Он отправился в свою каюту и, войдя, достал из кармана и положил на свой письменный стол древнее египетское изделие. Потом снял с шеи цепочку, висящим на ней маленьким золотым ключом отпер стол, убрал в него древность и снова запер. Для Уильяма было большим облегчением держать эту проклятую вещь под надежным замком. Его сестра Мэри прошла через ад, чтобы заполучить ее, и теперь ему предстояло доставить эту штуку правителю, который держал в плену их брата.
– Уже скоро, – пробормотал он далекому Майклу. – Держись!
Снова надев цепочку на шею и спрятав ее, Уильям потянулся за футляром с картами, и, когда его пальцы уже сомкнулись на твердом кожаном тубусе, уловил слабое дуновение свежего аромата лилий.
От этого запаха он застыл, охваченный чувством, с которым, как он считал, покончено много лет назад. Воспоминание о необычайных фиалковых глазах, обрамленных густыми черными ресницами, о волосах, струящихся в его жадных пальцах, как черный шелк, о кремовой коже, теплой от прикосновения солнца, и о сочных губах, созревших для поцелуев, полностью овладело им.
– Привет, Уильям.
Гортанный голос нарушил его фантазии, и он зажмурился, не выпуская из руки тубус с картами. Этот голос обладал необычным свойством: благодаря горловому резонансу даже шепот был ясно различим. Сильный и низкий, он принадлежал женщине, избалованной и распущенной.
Этот голос Уильям знал так же хорошо, как свой собственный. И меньше всего ожидал услышать его в своей каюте.
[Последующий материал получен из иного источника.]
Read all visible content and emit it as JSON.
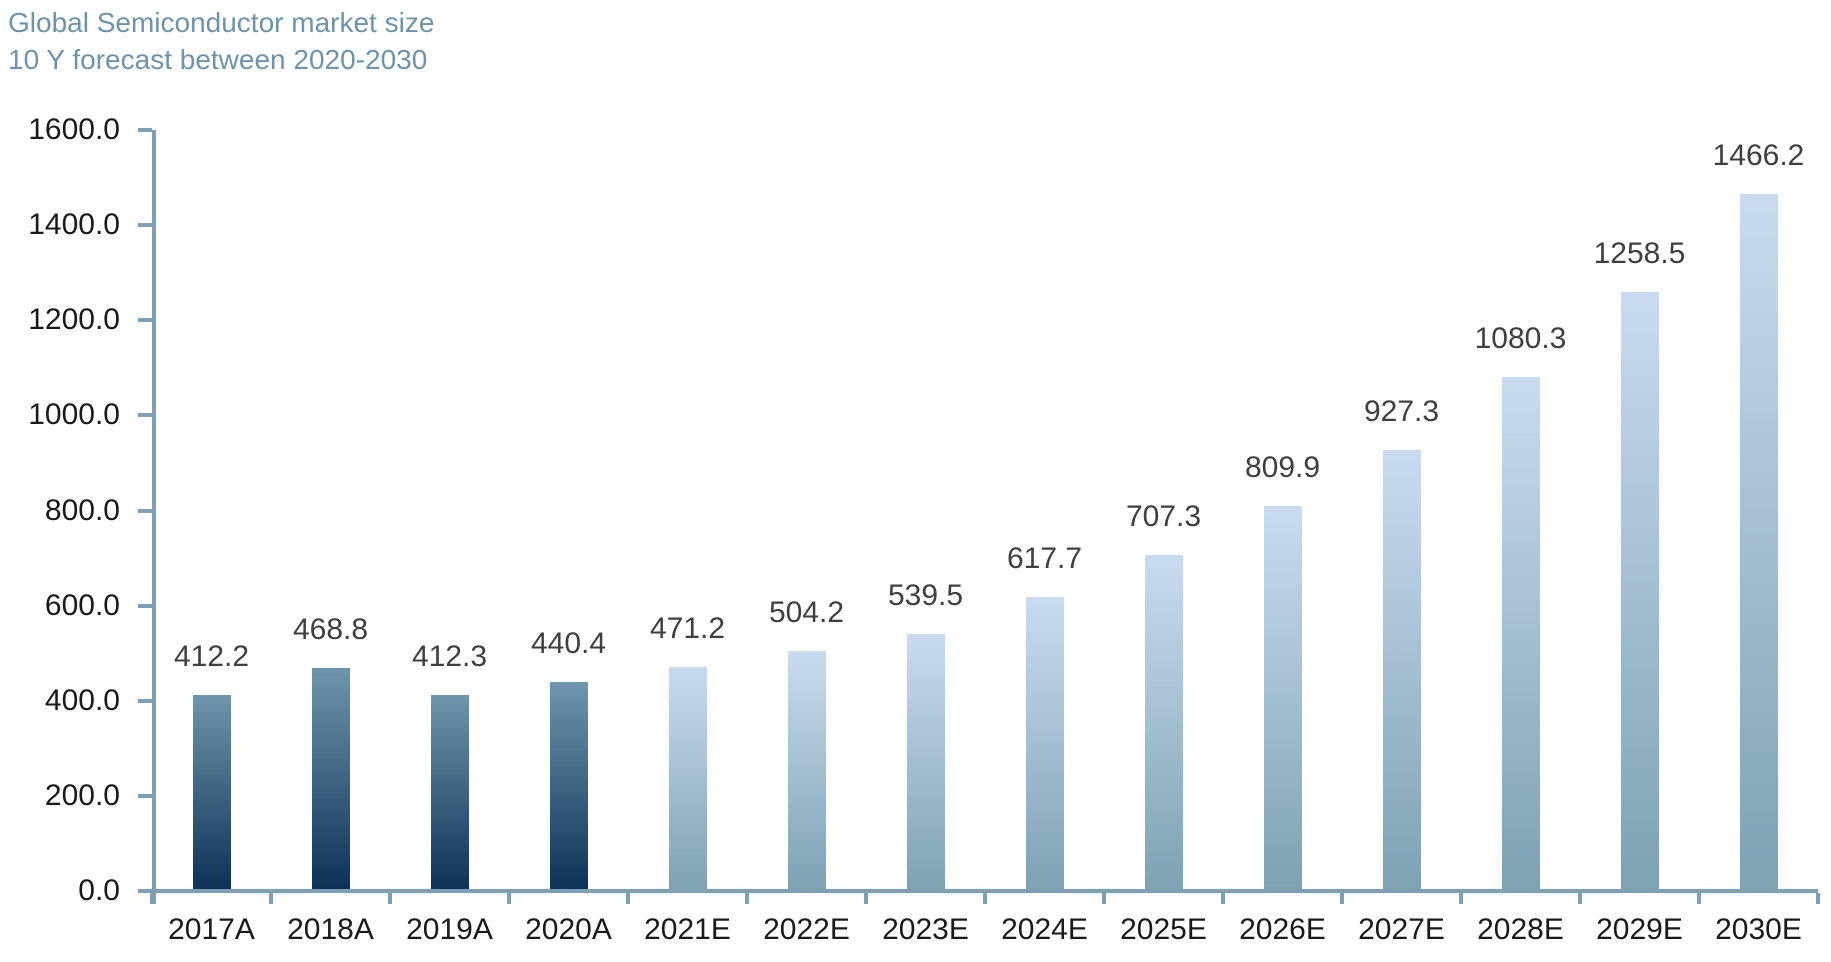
{
  "title": {
    "line1": "Global Semiconductor market size",
    "line2": "10 Y forecast between 2020-2030"
  },
  "chart_data": {
    "type": "bar",
    "title": "Global Semiconductor market size 10 Y forecast between 2020-2030",
    "categories": [
      "2017A",
      "2018A",
      "2019A",
      "2020A",
      "2021E",
      "2022E",
      "2023E",
      "2024E",
      "2025E",
      "2026E",
      "2027E",
      "2028E",
      "2029E",
      "2030E"
    ],
    "values": [
      412.2,
      468.8,
      412.3,
      440.4,
      471.2,
      504.2,
      539.5,
      617.7,
      707.3,
      809.9,
      927.3,
      1080.3,
      1258.5,
      1466.2
    ],
    "bar_types": [
      "actual",
      "actual",
      "actual",
      "actual",
      "estimate",
      "estimate",
      "estimate",
      "estimate",
      "estimate",
      "estimate",
      "estimate",
      "estimate",
      "estimate",
      "estimate"
    ],
    "data_labels": [
      "412.2",
      "468.8",
      "412.3",
      "440.4",
      "471.2",
      "504.2",
      "539.5",
      "617.7",
      "707.3",
      "809.9",
      "927.3",
      "1080.3",
      "1258.5",
      "1466.2"
    ],
    "xlabel": "",
    "ylabel": "",
    "ylim": [
      0,
      1600
    ],
    "ytick_step": 200,
    "ytick_labels": [
      "0.0",
      "200.0",
      "400.0",
      "600.0",
      "800.0",
      "1000.0",
      "1200.0",
      "1400.0",
      "1600.0"
    ],
    "grid": false,
    "legend_position": "none"
  },
  "colors": {
    "background": "#FFFFFF",
    "title_text": "#6D94AC",
    "axis_line": "#7DA0B6",
    "axis_text": "#1A1A1A",
    "data_label_text": "#3F3F3F",
    "bar_actual_top": "#6F96AC",
    "bar_actual_bottom": "#0D3156",
    "bar_estimate_top": "#CADBF0",
    "bar_estimate_bottom": "#7CA2B4"
  }
}
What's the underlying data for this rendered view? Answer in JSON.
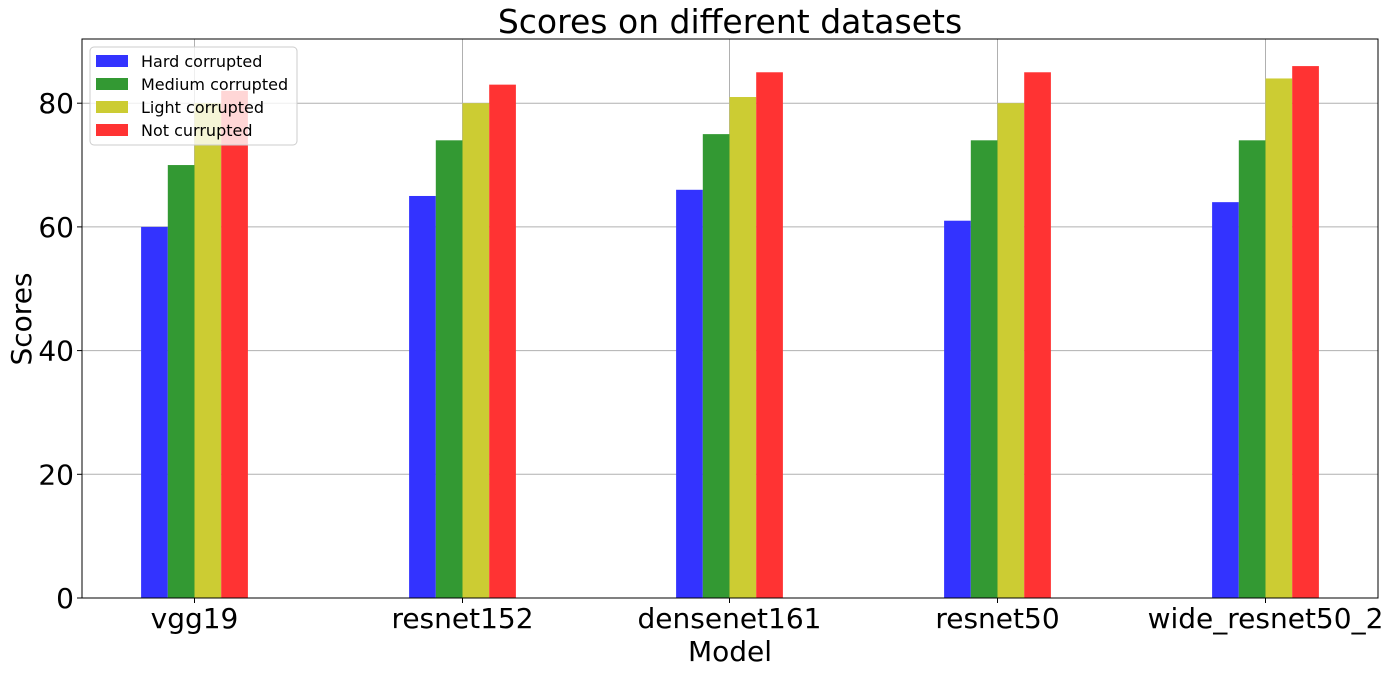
{
  "chart_data": {
    "type": "bar",
    "title": "Scores on different datasets",
    "xlabel": "Model",
    "ylabel": "Scores",
    "categories": [
      "vgg19",
      "resnet152",
      "densenet161",
      "resnet50",
      "wide_resnet50_2"
    ],
    "series": [
      {
        "name": "Hard corrupted",
        "color": "#3333ff",
        "values": [
          60,
          65,
          66,
          61,
          64
        ]
      },
      {
        "name": "Medium corrupted",
        "color": "#339933",
        "values": [
          70,
          74,
          75,
          74,
          74
        ]
      },
      {
        "name": "Light corrupted",
        "color": "#cccc33",
        "values": [
          80,
          80,
          81,
          80,
          84
        ]
      },
      {
        "name": "Not currupted",
        "color": "#ff3333",
        "values": [
          82,
          83,
          85,
          85,
          86
        ]
      }
    ],
    "ylim": [
      0,
      90
    ],
    "yticks": [
      0,
      20,
      40,
      60,
      80
    ],
    "grid": true,
    "legend_position": "top-left"
  }
}
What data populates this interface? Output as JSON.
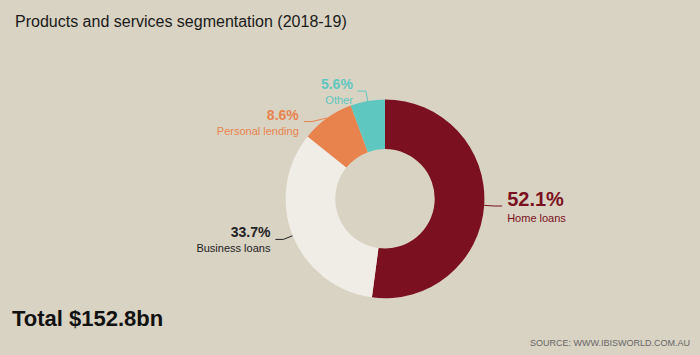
{
  "chart_data": {
    "type": "pie",
    "title": "Products and services segmentation (2018-19)",
    "categories": [
      "Home loans",
      "Business loans",
      "Personal lending",
      "Other"
    ],
    "values": [
      52.1,
      33.7,
      8.6,
      5.6
    ],
    "value_labels": [
      "52.1%",
      "33.7%",
      "8.6%",
      "5.6%"
    ],
    "colors": [
      "#7B1020",
      "#F0EDE6",
      "#E8834E",
      "#5EC8C0"
    ],
    "data_labels": true,
    "annotations": [
      "Total $152.8bn",
      "SOURCE: WWW.IBISWORLD.COM.AU"
    ]
  }
}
– Ты не собираешься ответить на мое приветствие? Или мы все еще не разговариваем? – Мелодичный звук пробежал сверху вниз по его спине, ощутимый, как прикосновение теплой руки.
Уильям стиснул зубы в ответ предательскому телу и сжал тубус с картами, а затем обернулся.
В конце капитанского стола в кресле сидела та женщина, которую он не хотел больше снова увидеть. Любовница, чье подлое предательство опустошило его, заставило отправиться в плавание и больше двух лет держаться вдали от берегов Англии.
Он дал зарок никогда не доверять ни одной женщине: тем более этой.
И поклялся, что никогда не поверит ей и уж, конечно, не увидит.
Однако она была перед ним, сидела в его каюте под лучами заходящего солнца, ласкавшего ее кремовую кожу и освещавшего изящную шею. Ее черная накидка была брошена на спинку кресла, а красное платье, такое же вызывающее, как и ее характер, выгодно контрастировало с зачесанными наверх черными волосами и с тонкой белой кружевной оборкой на декольте, претендующем на скромность, которая никак не вязалась с выглядывавшей из него пышной грудью. Женщине поразительно удавалось выглядеть невинной и распутной в одно и то же время.